Funktionen für die Darstellung
Seitenpfad
Langsame, aber kontinuierliche Fortschritte des iranischen Atomprogramms
Die Internationale Atomenergie-Behörde (IAEA) hat am Mittwoch die Fortschritte Irans bei der Uran-Anreicherung bestätigt. In einem vertraulichen Papier, das mehreren Medien zugespielt wurde, berichtet der stellvertretende IAEA-Direktor Olli Heinonen, dass in der Anlage bei Natanz jetzt insgesamt 1312 Zentrifugen in acht Ketten, sogenannten Kaskaden, in Betrieb sind. Sie befinden sich in einem unterirdischen, gegen Luftangriffe verbunkerten Tel der Anlage. Bisher liefen in Natanz nur zwei oberirdische Test-Kaskaden mit jeweils 164 Zentrifugen. Die iranische Atombehörde hat der IAEA schon vor mehreren Wochen mitgeteilt, dass Ende Mai 18 Kaskaden mit insgesamt rund 3000 Zentrifugen laufen sollen.
Die Zentrifugen-Ketten dienen dazu, zuvor in Gasform verwandeltes Uran anzureichern. Auf weniger als 5 Prozent angereichertes Uran wird als Brennstoff für Atomkraftwerke benötigt. Um für Atomwaffen verwendet werden zu können, muss Uran auf über 90 Prozent angereichert werden. Nach Expertenschätzungen könnte Iran mit 3000 Zentrifugen rein theoretisch ein oder zwei Atombomben im Jahr produzieren. Voraussetzung: Sämtliche Zentrifugen müssten in vollem Betrieb rund um die Uhr laufen. Dazu ist Iran aber nach allgemeiner Ansicht bisher nicht in der Lage, insbesondere wegen unzulänglicher Qualität seiner Zentrifugen, bei denen es oft Schäden gibt.
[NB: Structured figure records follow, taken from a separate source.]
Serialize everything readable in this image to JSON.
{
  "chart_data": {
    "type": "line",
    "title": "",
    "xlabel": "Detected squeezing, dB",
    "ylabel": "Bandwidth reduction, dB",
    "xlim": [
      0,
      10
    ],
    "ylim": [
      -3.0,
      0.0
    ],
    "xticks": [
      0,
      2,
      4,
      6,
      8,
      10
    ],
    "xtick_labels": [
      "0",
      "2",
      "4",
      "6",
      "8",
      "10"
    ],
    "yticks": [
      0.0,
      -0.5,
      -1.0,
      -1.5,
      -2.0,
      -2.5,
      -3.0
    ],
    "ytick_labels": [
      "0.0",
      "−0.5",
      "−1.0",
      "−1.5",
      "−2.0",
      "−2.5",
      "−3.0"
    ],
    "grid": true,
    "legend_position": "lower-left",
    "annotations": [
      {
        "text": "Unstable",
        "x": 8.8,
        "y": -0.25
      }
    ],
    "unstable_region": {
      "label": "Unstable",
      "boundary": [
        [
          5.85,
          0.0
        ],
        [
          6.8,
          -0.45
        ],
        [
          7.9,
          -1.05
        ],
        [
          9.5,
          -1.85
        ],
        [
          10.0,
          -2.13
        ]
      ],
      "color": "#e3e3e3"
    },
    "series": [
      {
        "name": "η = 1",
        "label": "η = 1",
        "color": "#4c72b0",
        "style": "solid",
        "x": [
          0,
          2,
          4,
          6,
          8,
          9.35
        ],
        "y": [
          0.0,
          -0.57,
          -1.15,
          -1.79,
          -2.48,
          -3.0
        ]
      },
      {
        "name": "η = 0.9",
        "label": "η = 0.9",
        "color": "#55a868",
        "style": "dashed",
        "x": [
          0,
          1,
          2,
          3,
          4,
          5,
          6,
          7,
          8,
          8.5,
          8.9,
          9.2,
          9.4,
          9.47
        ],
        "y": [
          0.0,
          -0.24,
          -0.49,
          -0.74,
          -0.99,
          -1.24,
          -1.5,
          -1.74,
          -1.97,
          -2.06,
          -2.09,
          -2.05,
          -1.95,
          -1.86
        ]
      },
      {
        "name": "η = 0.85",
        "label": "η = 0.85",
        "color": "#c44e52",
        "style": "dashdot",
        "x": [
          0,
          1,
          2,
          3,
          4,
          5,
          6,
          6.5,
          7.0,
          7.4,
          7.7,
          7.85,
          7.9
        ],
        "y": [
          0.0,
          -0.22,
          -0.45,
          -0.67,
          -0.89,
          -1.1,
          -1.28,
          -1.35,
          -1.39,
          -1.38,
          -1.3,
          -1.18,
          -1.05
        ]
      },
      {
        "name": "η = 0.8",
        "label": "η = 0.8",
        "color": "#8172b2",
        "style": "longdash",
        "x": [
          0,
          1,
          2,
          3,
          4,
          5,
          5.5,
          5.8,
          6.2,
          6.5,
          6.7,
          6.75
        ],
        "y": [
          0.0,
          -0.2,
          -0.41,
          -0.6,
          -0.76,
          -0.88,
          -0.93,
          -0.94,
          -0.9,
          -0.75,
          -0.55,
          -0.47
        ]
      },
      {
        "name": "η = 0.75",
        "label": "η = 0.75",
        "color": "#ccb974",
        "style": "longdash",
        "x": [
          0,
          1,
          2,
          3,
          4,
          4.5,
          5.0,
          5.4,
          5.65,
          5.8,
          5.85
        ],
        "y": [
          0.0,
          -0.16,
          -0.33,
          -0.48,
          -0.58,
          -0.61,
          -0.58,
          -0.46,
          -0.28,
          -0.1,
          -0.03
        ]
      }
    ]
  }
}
Die Schätzungen sind im Übrigen rein hypothetisch: Erstens, weil Iran nach eigenen Aussagen und nach den Erkenntnissen der IAEA nicht an der Entwicklung von Atomwaffen arbeitet. Zweitens, weil der gesamte Prozess der Uran-Anreicherung in Natanz unter ständiger Aufsicht der IAEA steht. Sobald dort über die bisher erreichten 3,5 oder 4,5 Prozent hinaus angereichert würde, würde die IAEA sofort Alarm schlagen. Die Konsequenzen lägen auf der Hand.
Heinonens Bericht beruht auf einem Besuch von IAEA-Inspektoren in Natanz, der Anfang dieser Woche stattfand. Sie stellten auch fest, dass bisher nur wenig Urangas in die Kaskaden eingespeist wird und die gesamte Anlage bisher mit niedrigem Druck und folglich geringer Leistung läuft. Die bisherigen zwei Versuchs-Kaskaden waren überwiegend im Leerlauf, das heißt ganz ohne Gas, betrieben worden, um die Stabilität der Zentrifugen zu testen.
Heinonen beklagt in seinem Rapport, dass Iran die IAEA-Inspektoren nicht mehr auf die Baustelle des Schwerwasser-Reaktors bei Arak lässt. Die Fertigstellung dieser Anlage ist für 2009 geplant. Hintergrund des Streits: Die iranische Regierung hat Ende März aufgrund der feindseligen Haltung des UNO-Sicherheitsrats alle freiwilligen, zusätzlichen Vereinbarungen mit der IAEA gekündigt, die über die allgemein verbindlichen Verpflichtungen aus dem Atomwaffensperrvertrag (NPT) hinausgehen. Dazu gehörte, dass Iran sich bereit erklärt hatte, die IAEA in sämtliche Bauvorhaben von Anfang an einzubeziehen. Laut NPT beginnt die Informationspflicht aber erst sechs Monate vor Fertigstellung einer Anlage.
IAEA-Experten geben inoffiziell zu, dass es keinen Verdacht auf Unregelmäßigkeiten in Arak gibt, sondern dass es den Iranern offenbar nur "ums Prinzip" geht. Das Gleiche gilt für den anscheinend immer noch nicht definitiv geklärten Streit um technische Details der Kamera-Überwachung der neuen Kaskaden in Natanz. Die von Deutschland unterstützte destruktive Haltung des UNO-Sicherheitsrats bietet dem Iran keinerlei Anreiz für weiteres freiwilliges Entgegenkommen.